The quokka is a mammal about the size of a cat, native to Australia. The quokka is a marsupial of the macropod family, and is similar in appearance to a small type of Wallaby. Quokkas are herbivores and they tend to be most active at night (nocturnal). Quokkas are believed to be one of the first mammals in Australia to be seen by Europeans, who described them as looking like wild cats. They were later mistaken for large rats. Rottnest “Rotte nest” Island was given its name because of this mistake, as this translates to ‘rat’s nest’. The quokka is considered to be a vulnerable species today.

Quokkas are marsupials and macropod family members, just like wallabies and kangaroos. Quokkas can weigh as much as 11 pounds and their bodies can reach 21 inches plus a tail of almost 12 inches long. The quokka is the only land mammal on Rottnest Island. The only occupy a small portion of Australia and are generally found in the southwest portion of western Australia.

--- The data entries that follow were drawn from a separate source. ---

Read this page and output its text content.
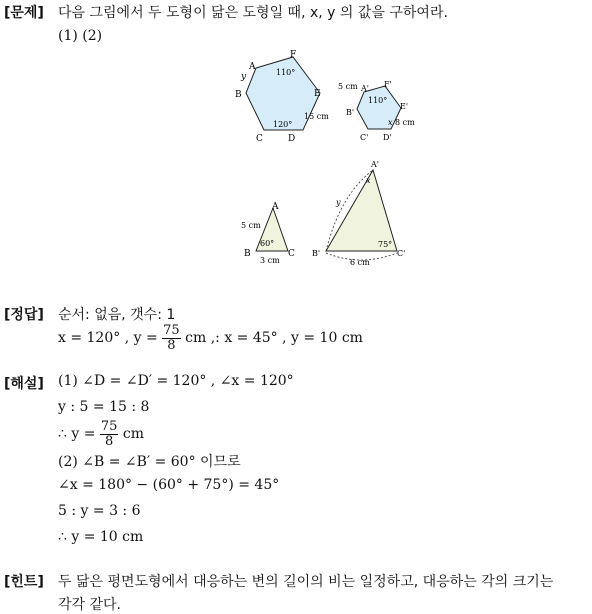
[문제] 다음 그림에서 두 도형이 닮은 도형일 때, x, y 의 값을 구하여라.
(1) (2)
A
F
B	E
C	D
y	110°
120°
15 cm
5 cm A' F'
B'
E'
C' D'
110°
x 8 cm
A
B	C
60°
5 cm
3 cm
A'
B'	C'
x
y
75°
6 cm
[정답] 순서: 없음, 갯수: 1
x = 120° , $y = \frac{75}{8}$ cm ,: x = 45° , y = 10 cm
[해설] (1) ∠D = ∠D′ = 120° , ∠x = 120°
y : 5 = 15 : 8
∴ $y = \frac{75}{8}$ cm
(2) ∠B = ∠B′ = 60° 이므로
∠x = 180° − (60° + 75°) = 45°
5 : y = 3 : 6
∴ y = 10 cm
[힌트] 두 닮은 평면도형에서 대응하는 변의 길이의 비는 일정하고, 대응하는 각의 크기는
각각 같다.
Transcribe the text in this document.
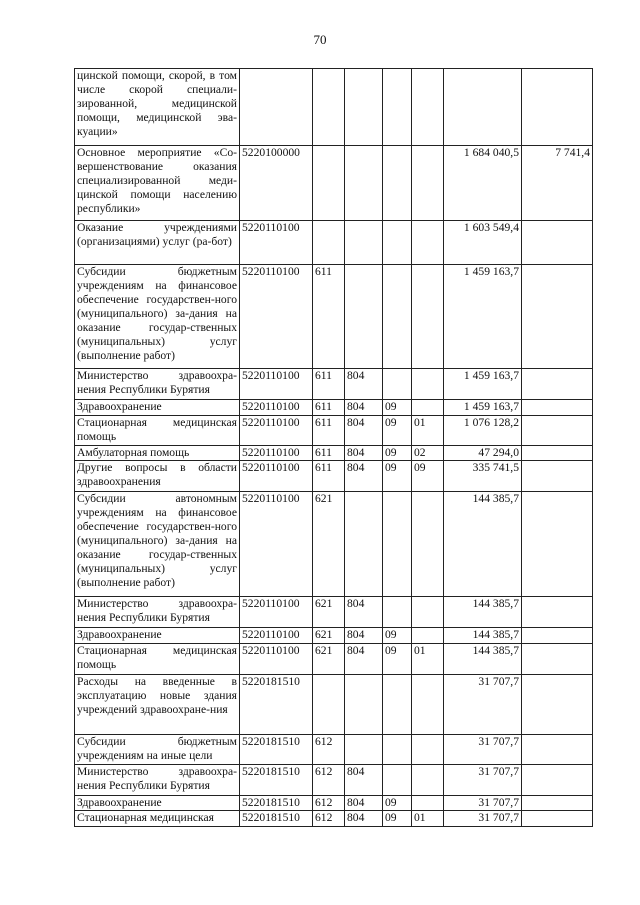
70
цинской помощи, скорой, в том числе скорой специали-зированной, медицинской помощи, медицинской эва-куации»							
Основное мероприятие «Со-вершенствование оказания специализированной меди-цинской помощи населению республики»	5220100000					1 684 040,5	7 741,4
Оказание учреждениями (организациями) услуг (ра-бот)	5220110100					1 603 549,4	
Субсидии бюджетным учреждениям на финансовое обеспечение государствен-ного (муниципального) за-дания на оказание государ-ственных (муниципальных) услуг (выполнение работ)	5220110100	611				1 459 163,7	
Министерство здравоохра-нения Республики Бурятия	5220110100	611	804			1 459 163,7	
Здравоохранение	5220110100	611	804	09		1 459 163,7	
Стационарная медицинская помощь	5220110100	611	804	09	01	1 076 128,2	
Амбулаторная помощь	5220110100	611	804	09	02	47 294,0	
Другие вопросы в области здравоохранения	5220110100	611	804	09	09	335 741,5	
Субсидии автономным учреждениям на финансовое обеспечение государствен-ного (муниципального) за-дания на оказание государ-ственных (муниципальных) услуг (выполнение работ)	5220110100	621				144 385,7	
Министерство здравоохра-нения Республики Бурятия	5220110100	621	804			144 385,7	
Здравоохранение	5220110100	621	804	09		144 385,7	
Стационарная медицинская помощь	5220110100	621	804	09	01	144 385,7	
Расходы на введенные в эксплуатацию новые здания учреждений здравоохране-ния	5220181510					31 707,7	
Субсидии бюджетным учреждениям на иные цели	5220181510	612				31 707,7	
Министерство здравоохра-нения Республики Бурятия	5220181510	612	804			31 707,7	
Здравоохранение	5220181510	612	804	09		31 707,7	
Стационарная медицинская	5220181510	612	804	09	01	31 707,7	
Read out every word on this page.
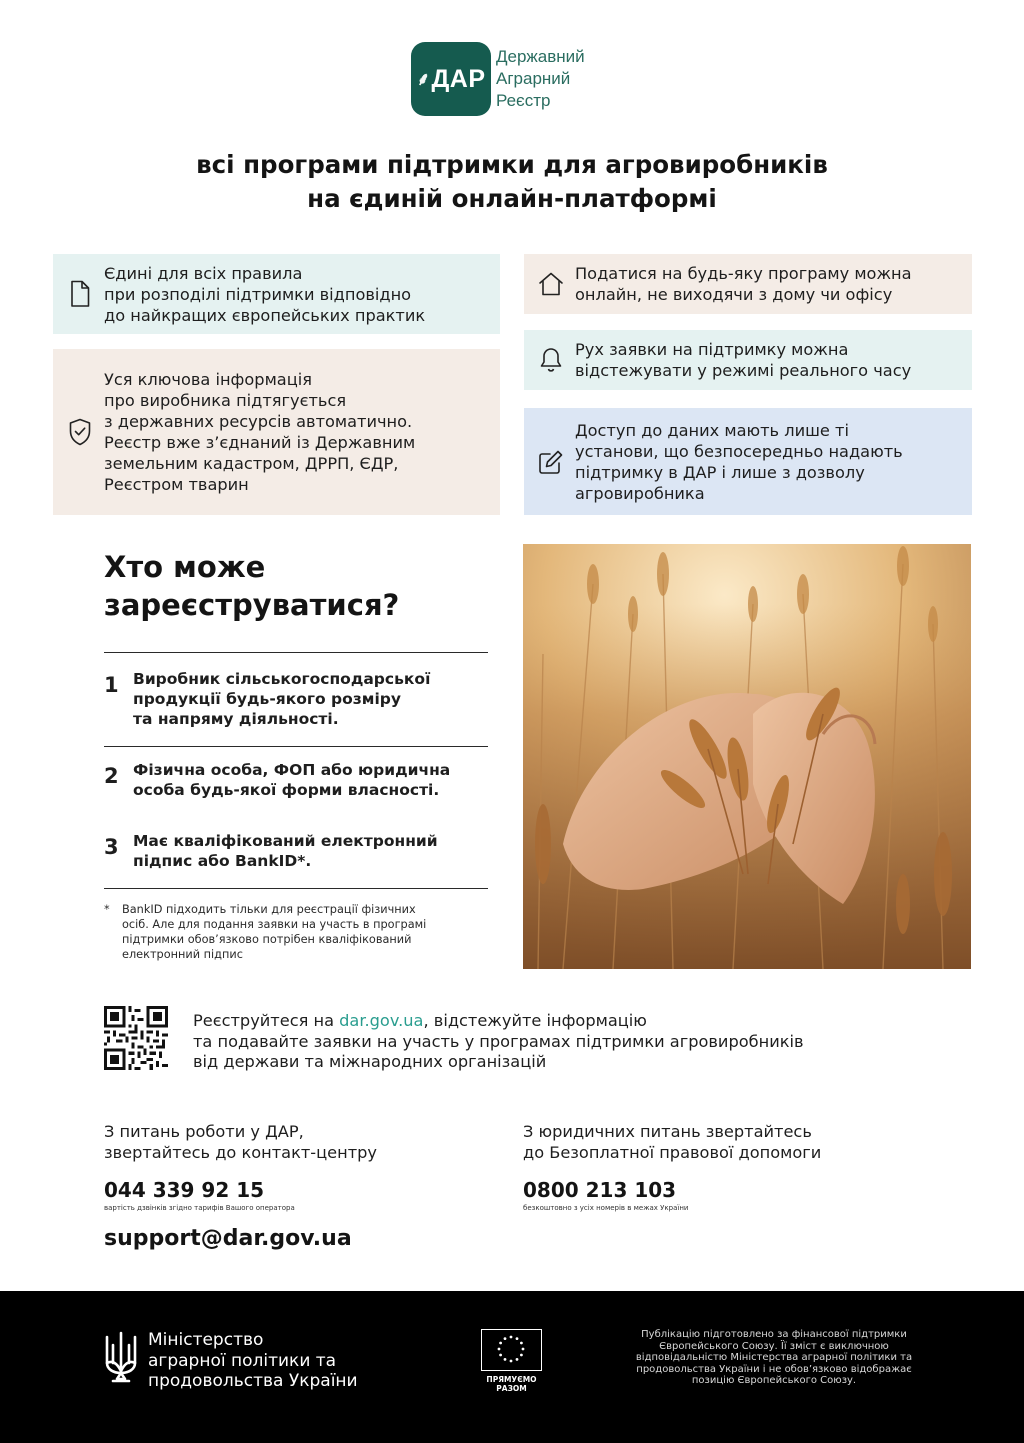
⸙ ДАР
Державний
Аграрний
Реєстр
всі програми підтримки для агровиробників
на єдиній онлайн-платформі
Єдині для всіх правила
при розподілі підтримки відповідно
до найкращих європейських практик
Уся ключова інформація
про виробника підтягується
з державних ресурсів автоматично.
Реєстр вже з’єднаний із Державним
земельним кадастром, ДРРП, ЄДР,
Реєстром тварин
Податися на будь-яку програму можна
онлайн, не виходячи з дому чи офісу
Рух заявки на підтримку можна
відстежувати у режимі реального часу
Доступ до даних мають лише ті
установи, що безпосередньо надають
підтримку в ДАР і лише з дозволу
агровиробника
Хто може
зареєструватися?
1 Виробник сільськогосподарської
продукції будь-якого розміру
та напряму діяльності.
2 Фізична особа, ФОП або юридична
особа будь-якої форми власності.
3 Має кваліфікований електронний
підпис або BankID*.
*	BankID підходить тільки для реєстрації фізичних
осіб. Але для подання заявки на участь в програмі
підтримки обов’язково потрібен кваліфікований
електронний підпис
Реєструйтеся на dar.gov.ua, відстежуйте інформацію
та подавайте заявки на участь у програмах підтримки агровиробників
від держави та міжнародних організацій
З питань роботи у ДАР,
звертайтесь до контакт-центру
044 339 92 15
вартість дзвінків згідно тарифів Вашого оператора
З юридичних питань звертайтесь
до Безоплатної правової допомоги
0800 213 103
безкоштовно з усіх номерів в межах України
support@dar.gov.ua
Міністерство
аграрної політики та
продовольства України	ПРЯМУЄМО
РАЗОМ
Публікацію підготовлено за фінансової підтримки
Європейського Союзу. Її зміст є виключною
відповідальністю Міністерства аграрної політики та
продовольства України і не обов’язково відображає
позицію Європейського Союзу.
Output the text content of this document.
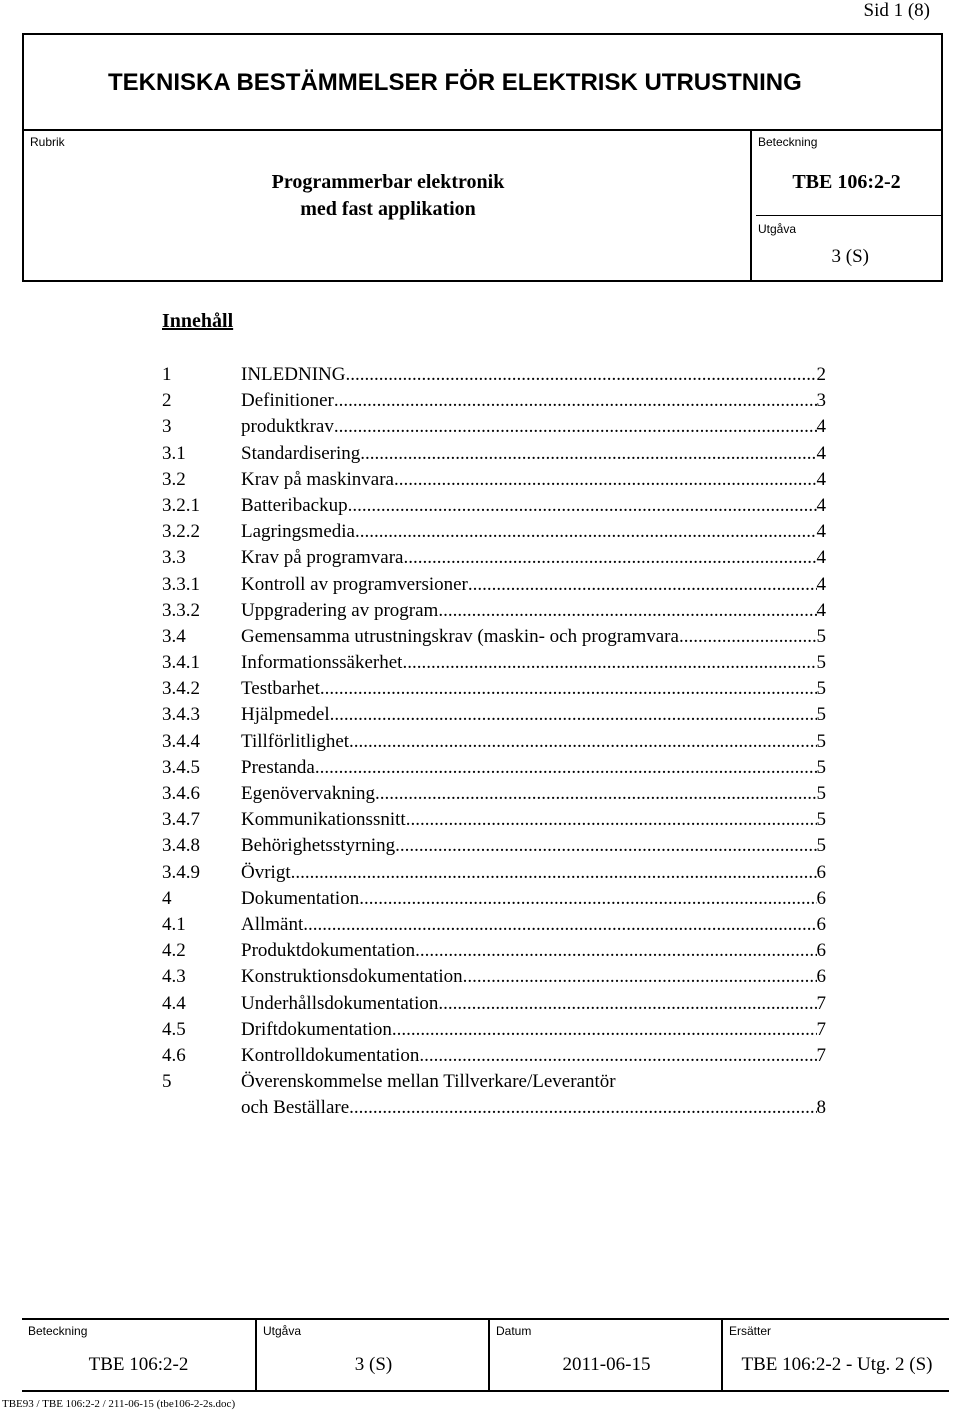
Sid 1 (8)
TEKNISKA BESTÄMMELSER FÖR ELEKTRISK UTRUSTNING
Rubrik
Programmerbar elektronik
med fast applikation
Beteckning
TBE 106:2-2
Utgåva
3 (S)
Innehåll
1	INLEDNING .....	2
2	Definitioner .....	3
3	produktkrav .....	4
3.1	Standardisering .....	4
3.2	Krav på maskinvara .....	4
3.2.1	Batteribackup .....	4
3.2.2	Lagringsmedia .....	4
3.3	Krav på programvara .....	4
3.3.1	Kontroll av programversioner .....	4
3.3.2	Uppgradering av program .....	4
3.4	Gemensamma utrustningskrav (maskin- och programvara .....	5
3.4.1	Informationssäkerhet .....	5
3.4.2	Testbarhet .....	5
3.4.3	Hjälpmedel .....	5
3.4.4	Tillförlitlighet .....	5
3.4.5	Prestanda .....	5
3.4.6	Egenövervakning .....	5
3.4.7	Kommunikationssnitt .....	5
3.4.8	Behörighetsstyrning .....	5
3.4.9	Övrigt .....	6
4	Dokumentation .....	6
4.1	Allmänt .....	6
4.2	Produktdokumentation .....	6
4.3	Konstruktionsdokumentation .....	6
4.4	Underhållsdokumentation .....	7
4.5	Driftdokumentation .....	7
4.6	Kontrolldokumentation .....	7
5	Överenskommelse mellan Tillverkare/Leverantör
och Beställare .....	8
Beteckning
TBE 106:2-2
Utgåva
3 (S)
Datum
2011-06-15
Ersätter
TBE 106:2-2 - Utg. 2 (S)
TBE93 / TBE 106:2-2 / 211-06-15 (tbe106-2-2s.doc)
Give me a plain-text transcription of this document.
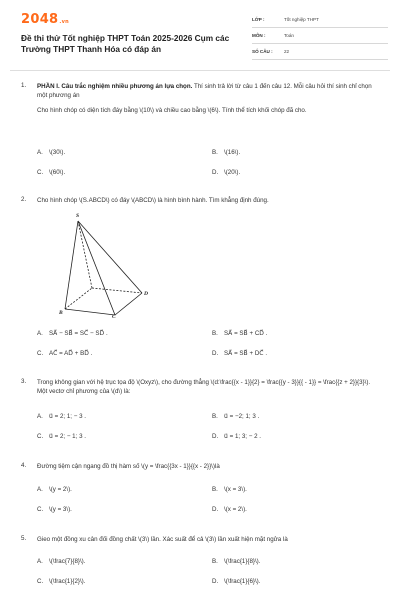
2048.vn
Đề thi thử Tốt nghiệp THPT Toán 2025-2026 Cụm các Trường THPT Thanh Hóa có đáp án
LỚP :	Tốt nghiệp THPT
MÔN :	Toán
SỐ CÂU :	22
1. PHẦN I. Câu trắc nghiệm nhiều phương án lựa chọn. Thí sinh trả lời từ câu 1 đến câu 12. Mỗi câu hỏi thí sinh chỉ chọn một phương án
Cho hình chóp có diện tích đáy bằng \(10\) và chiều cao bằng \(6\). Tính thể tích khối chóp đã cho.
A. \(30\).	B. \(16\).
C. \(60\).	D. \(20\).
2. Cho hình chóp \(S.ABCD\) có đáy \(ABCD\) là hình bình hành. Tìm khẳng định đúng.
S
B
C
D
A. SA⃗ − SB⃗ = SC⃗ − SD⃗ .	B. SA⃗ = SB⃗ + CD⃗ .
C. AC⃗ = AD⃗ + BD⃗ .	D. SA⃗ = SB⃗ + DC⃗ .
3. Trong không gian với hệ trục tọa độ \(Oxyz\), cho đường thẳng \(d:\frac{{x - 1}}{2} = \frac{{y - 3}}{{ - 1}} = \frac{{z + 2}}{3}\). Một vectơ chỉ phương của \(d\) là:
A. u⃗ = 2; 1; − 3 .	B. u⃗ = −2; 1; 3 .
C. u⃗ = 2; − 1; 3 .	D. u⃗ = 1; 3; − 2 .
4. Đường tiệm cận ngang đồ thị hàm số \(y = \frac{{3x - 1}}{{x - 2}}\)là
A. \(y = 2\).	B. \(x = 3\).
C. \(y = 3\).	D. \(x = 2\).
5. Gieo một đồng xu cân đối đồng chất \(3\) lần. Xác suất để cả \(3\) lần xuất hiện mặt ngửa là
A. \(\frac{7}{8}\).	B. \(\frac{1}{8}\).
C. \(\frac{1}{2}\).	D. \(\frac{1}{6}\).
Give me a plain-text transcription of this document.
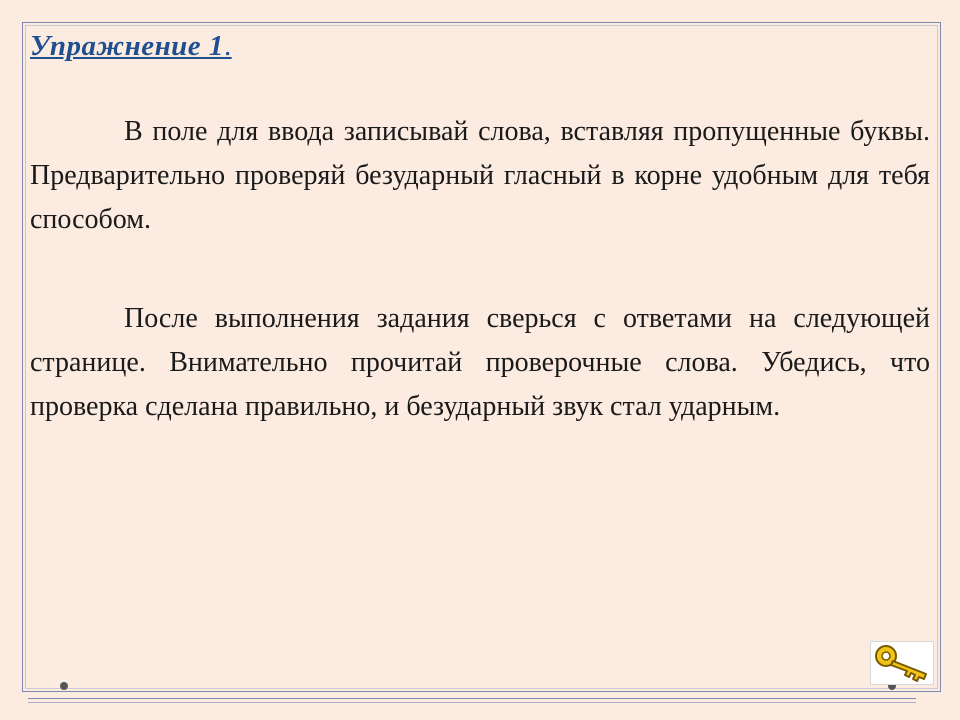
Упражнение 1.
В поле для ввода записывай слова, вставляя пропущенные буквы. Предварительно проверяй безударный гласный в корне удобным для тебя способом.
После выполнения задания сверься с ответами на следующей странице. Внимательно прочитай проверочные слова. Убедись, что проверка сделана правильно, и безударный звук стал ударным.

The first European to describe the quokka was Dutch captain Willem de Vlamingh in 1696. He described them as ‘a kind of rat as big as a cat.’ Quokkas are often described as being the world’s happiest animal. Despite this common reputation, they have sharp claws and it’s not uncommon for children visiting Rottnest Island to be treated for bites. Quokkas do not tend to fight with their own over food or mates, and are generally peaceful in their groups.  Quokkas move about by climbing trees, crawling, and hopping. The average lifespan of a Quokka is 10 years. Quokkas do not need a lot of water to survive. Quokka mothers do not give birth to more than two babies a year. One is more common. Quokka babies gestate in the womb for only one month and then move into the mother’s pouch. The baby lives with the mother for several months and at a year they are ready to mate. Baby quokkas are called joeys. If a quokka mother is threatened by a predator she will often throw her baby on the ground to distract the predator and save her own life. Quokkas are smart and will do anything for food, even learning tricks to get tourists to feed them. Although tourists like quokkas many locals that must live with them do not. Quokkas are bold and will enter buildings such as homes and restaurants. Quokkas have sharp teeth and will shriek if cornered or attacked or if they feel threatened or provoked. The quokkas lack of fear of humans and the small size of their natural habitat makes them vulnerable to becoming endangered as a species.